On the heels of the news that the Department of Homeland Security is considering outsourcing surveillance of US citizens’ social media after the January 6th riot, a new report has revealed some of the consequences of building databases on citizens: that data can leak.
A secret terrorist watchlist containing 1.9 million records, including “no-fly” status, was exposed online. It is possible, but not stated, that bad actors came across the list, as it was passwordless and searchable on a couple of search engines.
Bob Diachenko of Discovery Research stumbled on the list in an open Elasticsearch cluster in July this year. He claims that the list had the sensitive information of more than 1.9 million people, including their names, nationality, date of birth, gender, no-fly status, and passport details.

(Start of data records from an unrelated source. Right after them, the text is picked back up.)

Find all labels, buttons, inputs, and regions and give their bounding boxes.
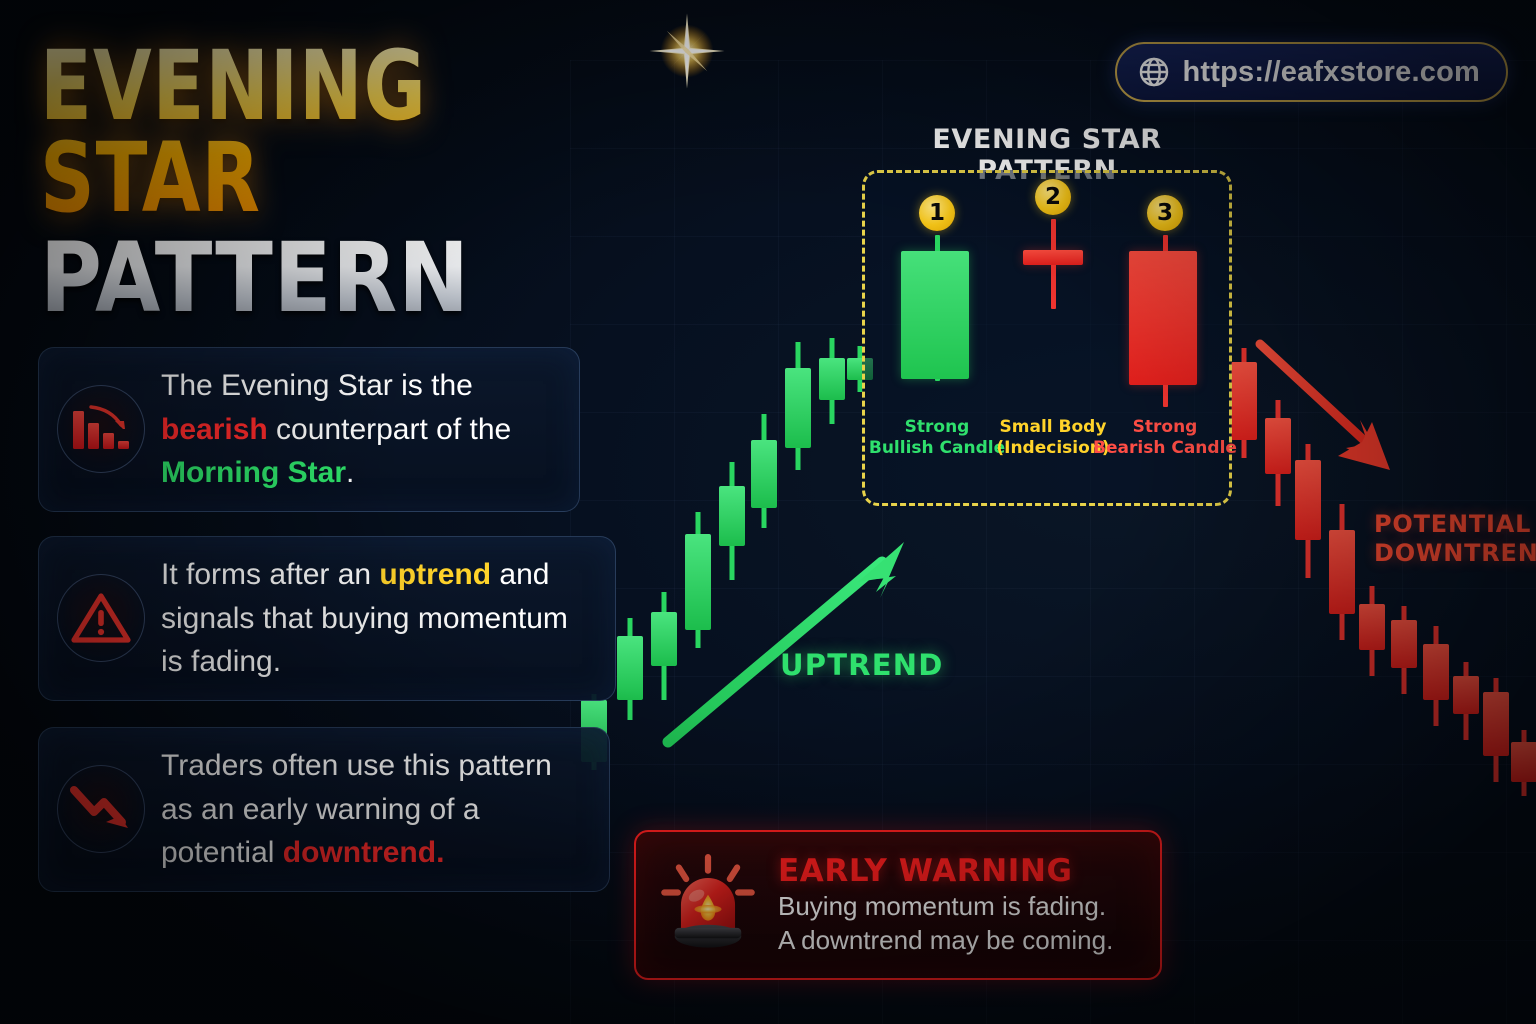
chart-candle-body [819,358,845,400]
info-card-1-text: The Evening Star is the bearish counterp… [161,364,561,495]
seg: . [346,456,354,489]
seg: counterpart of the [268,413,512,446]
downtrend-arrow-icon [1250,336,1410,496]
page-title: EVENING STAR PATTERN [40,40,760,326]
globe-icon [1137,55,1171,89]
seg-highlight-bearish: bearish [161,413,268,446]
warning-title: EARLY WARNING [778,853,1113,889]
uptrend-label: UPTREND [780,648,943,682]
pattern-candle-3: 3 Strong Bearish Candle [1105,173,1225,503]
warning-text-block: EARLY WARNING Buying momentum is fading.… [778,853,1113,958]
website-url-badge[interactable]: https://eafxstore.com [1115,42,1509,102]
info-card-early-warning-downtrend: Traders often use this pattern as an ear… [38,727,610,892]
candle-2-body [1023,250,1083,265]
info-card-3-text: Traders often use this pattern as an ear… [161,744,591,875]
pattern-badge-2: 2 [1035,179,1071,215]
seg-highlight-uptrend: uptrend [379,558,491,591]
info-card-bearish-counterpart: The Evening Star is the bearish counterp… [38,347,580,512]
declining-bar-chart-icon [57,385,145,473]
warning-line-2: A downtrend may be coming. [778,923,1113,957]
chart-candle-body [1391,620,1417,668]
candle-3-body [1129,251,1197,385]
title-line-1: EVENING STAR [40,40,674,224]
info-card-2-text: It forms after an uptrend and signals th… [161,553,597,684]
chart-candle-body [751,440,777,508]
candle-1-body [901,251,969,379]
info-card-forms-after-uptrend: It forms after an uptrend and signals th… [38,536,616,701]
chart-candle-body [1359,604,1385,650]
warning-triangle-icon [57,574,145,662]
chart-candle-body [1511,742,1536,782]
chart-candle-body [1453,676,1479,714]
chart-candle-body [1423,644,1449,700]
siren-beacon-icon [656,853,760,957]
title-line-2: PATTERN [40,230,674,326]
chart-candle-body [785,368,811,448]
seg-highlight-downtrend: downtrend. [283,836,445,869]
early-warning-box: EARLY WARNING Buying momentum is fading.… [634,830,1162,980]
website-url-text: https://eafxstore.com [1183,56,1481,89]
chart-candle-body [1483,692,1509,756]
seg-highlight-morning-star: Morning Star [161,456,346,489]
pattern-badge-1: 1 [919,195,955,231]
infographic-canvas: UPTREND POTENTIAL DOWNTREND EVENING STAR… [0,0,1536,1024]
pattern-caption-3: Strong Bearish Candle [1085,417,1245,460]
seg: The Evening Star is the [161,369,473,402]
evening-star-pattern-box: 1 Strong Bullish Candle 2 Small Body (In… [862,170,1232,506]
warning-line-1: Buying momentum is fading. [778,889,1113,923]
chart-candle-body [1329,530,1355,614]
downtrend-arrow-icon [57,765,145,853]
pattern-badge-3: 3 [1147,195,1183,231]
uptrend-arrow-icon [640,520,930,770]
seg: It forms after an [161,558,379,591]
potential-downtrend-label: POTENTIAL DOWNTREND [1374,510,1536,568]
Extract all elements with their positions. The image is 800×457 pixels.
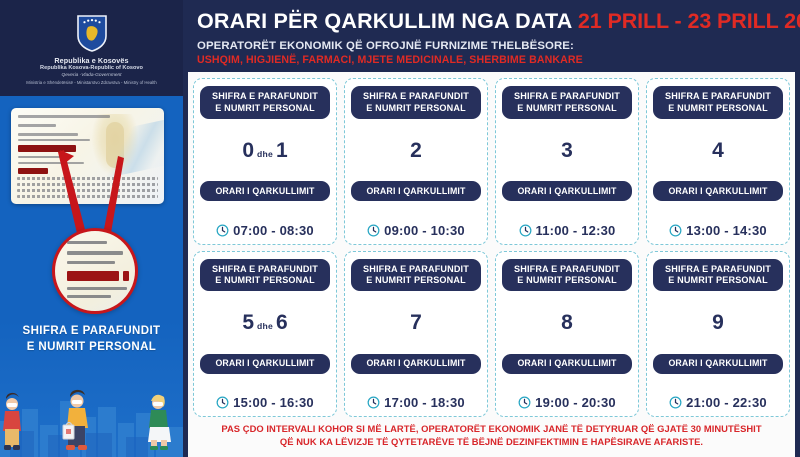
schedule-card: SHIFRA E PARAFUNDITE NUMRIT PERSONAL2ORA… <box>344 78 488 244</box>
code-label-pill: SHIFRA E PARAFUNDITE NUMRIT PERSONAL <box>502 86 632 119</box>
footer-line-2: QË NUK KA LËVIZJE TË QYTETARËVE TË BËJNË… <box>205 435 778 449</box>
digit-first: 7 <box>410 312 422 333</box>
footer-note: PAS ÇDO INTERVALI KOHOR SI MË LARTË, OPE… <box>193 417 790 455</box>
digit-first: 0 <box>242 140 254 161</box>
code-label-line2: E NUMRIT PERSONAL <box>203 275 327 286</box>
gov-ministry-line: Ministria e Shëndetësisë - Ministarstvo … <box>0 80 183 86</box>
code-label-line2: E NUMRIT PERSONAL <box>354 103 478 114</box>
government-logo-block: Republika e Kosovës Republika Kosova-Rep… <box>0 0 183 96</box>
code-label-line1: SHIFRA E PARAFUNDIT <box>505 264 629 275</box>
schedule-label-pill: ORARI I QARKULLIMIT <box>653 354 783 374</box>
code-label-pill: SHIFRA E PARAFUNDITE NUMRIT PERSONAL <box>653 259 783 292</box>
time-row: 19:00 - 20:30 <box>518 393 616 410</box>
sidebar-caption-line2: E NUMRIT PERSONAL <box>0 340 183 356</box>
schedule-label-pill: ORARI I QARKULLIMIT <box>200 181 330 201</box>
time-range: 19:00 - 20:30 <box>535 395 616 410</box>
time-row: 15:00 - 16:30 <box>216 393 314 410</box>
digit-second: 1 <box>276 140 288 161</box>
digit-first: 4 <box>712 140 724 161</box>
digit-group: 8 <box>561 310 573 334</box>
code-label-line1: SHIFRA E PARAFUNDIT <box>505 91 629 102</box>
time-row: 13:00 - 14:30 <box>669 221 767 238</box>
code-label-line2: E NUMRIT PERSONAL <box>354 275 478 286</box>
clock-icon <box>518 396 531 409</box>
code-label-line2: E NUMRIT PERSONAL <box>656 275 780 286</box>
kosovo-id-card-icon <box>11 108 164 204</box>
clock-icon <box>367 224 380 237</box>
schedule-card: SHIFRA E PARAFUNDITE NUMRIT PERSONAL7ORA… <box>344 251 488 417</box>
clock-icon <box>367 396 380 409</box>
digit-conjunction: dhe <box>257 322 273 331</box>
digit-group: 5dhe6 <box>242 310 287 334</box>
code-label-line2: E NUMRIT PERSONAL <box>656 103 780 114</box>
schedule-label-pill: ORARI I QARKULLIMIT <box>351 354 481 374</box>
poster-header: ORARI PËR QARKULLIM NGA DATA 21 PRILL - … <box>183 0 800 72</box>
digit-group: 3 <box>561 138 573 162</box>
code-label-line1: SHIFRA E PARAFUNDIT <box>354 264 478 275</box>
sidebar-caption: SHIFRA E PARAFUNDIT E NUMRIT PERSONAL <box>0 324 183 355</box>
code-label-line1: SHIFRA E PARAFUNDIT <box>656 264 780 275</box>
code-label-pill: SHIFRA E PARAFUNDITE NUMRIT PERSONAL <box>653 86 783 119</box>
digit-group: 9 <box>712 310 724 334</box>
schedule-label-pill: ORARI I QARKULLIMIT <box>200 354 330 374</box>
main-panel: ORARI PËR QARKULLIM NGA DATA 21 PRILL - … <box>183 0 800 457</box>
time-range: 21:00 - 22:30 <box>686 395 767 410</box>
schedule-label-pill: ORARI I QARKULLIMIT <box>502 181 632 201</box>
schedule-label-pill: ORARI I QARKULLIMIT <box>653 181 783 201</box>
digit-group: 0dhe1 <box>242 138 287 162</box>
time-row: 11:00 - 12:30 <box>519 221 616 238</box>
poster-root: Republika e Kosovës Republika Kosova-Rep… <box>0 0 800 457</box>
footer-line-1: PAS ÇDO INTERVALI KOHOR SI MË LARTË, OPE… <box>205 422 778 436</box>
code-label-pill: SHIFRA E PARAFUNDITE NUMRIT PERSONAL <box>200 86 330 119</box>
code-label-line1: SHIFRA E PARAFUNDIT <box>203 264 327 275</box>
digit-first: 2 <box>410 140 422 161</box>
gov-name-sr-en: Republika Kosova-Republic of Kosovo <box>0 65 183 72</box>
code-label-line1: SHIFRA E PARAFUNDIT <box>656 91 780 102</box>
schedule-label-pill: ORARI I QARKULLIMIT <box>351 181 481 201</box>
clock-icon <box>216 396 229 409</box>
code-label-line2: E NUMRIT PERSONAL <box>203 103 327 114</box>
time-range: 11:00 - 12:30 <box>536 223 616 238</box>
time-range: 13:00 - 14:30 <box>686 223 767 238</box>
schedule-label-pill: ORARI I QARKULLIMIT <box>502 354 632 374</box>
people-with-masks-city-skyline-icon <box>0 371 183 457</box>
digit-group: 4 <box>712 138 724 162</box>
schedule-card: SHIFRA E PARAFUNDITE NUMRIT PERSONAL9ORA… <box>646 251 790 417</box>
schedule-card: SHIFRA E PARAFUNDITE NUMRIT PERSONAL5dhe… <box>193 251 337 417</box>
clock-icon <box>669 396 682 409</box>
digit-first: 3 <box>561 140 573 161</box>
sidebar: Republika e Kosovës Republika Kosova-Rep… <box>0 0 183 457</box>
code-label-line2: E NUMRIT PERSONAL <box>505 275 629 286</box>
clock-icon <box>216 224 229 237</box>
page-title: ORARI PËR QARKULLIM NGA DATA 21 PRILL - … <box>197 9 786 34</box>
schedule-card: SHIFRA E PARAFUNDITE NUMRIT PERSONAL0dhe… <box>193 78 337 244</box>
title-main-text: ORARI PËR QARKULLIM NGA DATA <box>197 9 572 33</box>
time-range: 07:00 - 08:30 <box>233 223 314 238</box>
schedule-card: SHIFRA E PARAFUNDITE NUMRIT PERSONAL4ORA… <box>646 78 790 244</box>
schedule-card: SHIFRA E PARAFUNDITE NUMRIT PERSONAL3ORA… <box>495 78 639 244</box>
gov-government-line: Qeveria -Vlada-Government <box>0 73 183 79</box>
clock-icon <box>669 224 682 237</box>
time-row: 07:00 - 08:30 <box>216 221 314 238</box>
time-range: 15:00 - 16:30 <box>233 395 314 410</box>
schedule-card: SHIFRA E PARAFUNDITE NUMRIT PERSONAL8ORA… <box>495 251 639 417</box>
sidebar-blue-panel: SHIFRA E PARAFUNDIT E NUMRIT PERSONAL <box>0 96 183 457</box>
kosovo-coat-of-arms-icon <box>76 14 108 52</box>
subtitle: OPERATORËT EKONOMIK QË OFROJNË FURNIZIME… <box>197 40 786 52</box>
schedule-board: SHIFRA E PARAFUNDITE NUMRIT PERSONAL0dhe… <box>188 72 795 457</box>
code-label-pill: SHIFRA E PARAFUNDITE NUMRIT PERSONAL <box>351 259 481 292</box>
subtitle-categories: USHQIM, HIGJIENË, FARMACI, MJETE MEDICIN… <box>197 54 786 66</box>
clock-icon <box>519 224 532 237</box>
time-row: 17:00 - 18:30 <box>367 393 465 410</box>
code-label-pill: SHIFRA E PARAFUNDITE NUMRIT PERSONAL <box>502 259 632 292</box>
digit-first: 5 <box>242 312 254 333</box>
digit-conjunction: dhe <box>257 150 273 159</box>
code-label-line2: E NUMRIT PERSONAL <box>505 103 629 114</box>
title-date-range: 21 PRILL - 23 PRILL 2020 <box>578 9 800 33</box>
time-row: 21:00 - 22:30 <box>669 393 767 410</box>
magnifier-circle-icon <box>52 228 138 314</box>
digit-second: 6 <box>276 312 288 333</box>
sidebar-caption-line1: SHIFRA E PARAFUNDIT <box>0 324 183 340</box>
digit-group: 2 <box>410 138 422 162</box>
code-label-line1: SHIFRA E PARAFUNDIT <box>203 91 327 102</box>
code-label-pill: SHIFRA E PARAFUNDITE NUMRIT PERSONAL <box>351 86 481 119</box>
schedule-grid: SHIFRA E PARAFUNDITE NUMRIT PERSONAL0dhe… <box>193 78 790 416</box>
digit-first: 8 <box>561 312 573 333</box>
time-row: 09:00 - 10:30 <box>367 221 465 238</box>
code-label-pill: SHIFRA E PARAFUNDITE NUMRIT PERSONAL <box>200 259 330 292</box>
code-label-line1: SHIFRA E PARAFUNDIT <box>354 91 478 102</box>
digit-first: 9 <box>712 312 724 333</box>
digit-group: 7 <box>410 310 422 334</box>
gov-name-sq: Republika e Kosovës <box>0 56 183 65</box>
time-range: 09:00 - 10:30 <box>384 223 465 238</box>
time-range: 17:00 - 18:30 <box>384 395 465 410</box>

Diachenko concluded that it was a no-fly list or a similar terrorist watchlist because it contained fields such as “no_fly_indicator” and “passport_id.”
“That was the only valid guess given the nature of data plus there was a specific field named ‘TSC_ID’,” Diachenko told BleepingComputer. TSC could stand for Terrorist Screening Center, a resource of the FBI used by multiple agencies for counterterrorism purposes. The TSC has a database, called the Terrorism Screening Database or the “no-fly-list.”
Diachenko is probably not the only person who stumbled on the list, considering it did not require a password to access, and it was searchable on the search engines ZoomEye and Censys.
Diachenko discovered the database on July 19 on a server with an IP address from Bahrain. He reported the data leak to the Department of Homeland Security on the same day, but claims it took the department three weeks to remove it. “I discovered the exposed data on the same day and reported it to the DHS….The exposed server was taken down about three weeks later, on August 9, 2021…It’s not clear why it took so long, and I don’t know for sure whether any unauthorized parties accessed it,” Diachenko wrote in his report.
According to the researcher, it would be dangerous for the people in such a list if it landed in the wrong hands.
“In the wrong hands, this list could be used to oppress, harass, or persecute people on the list and their families,” explained Diachenko. “It could cause any number of personal and professional problems for innocent people whose names are included in the list.”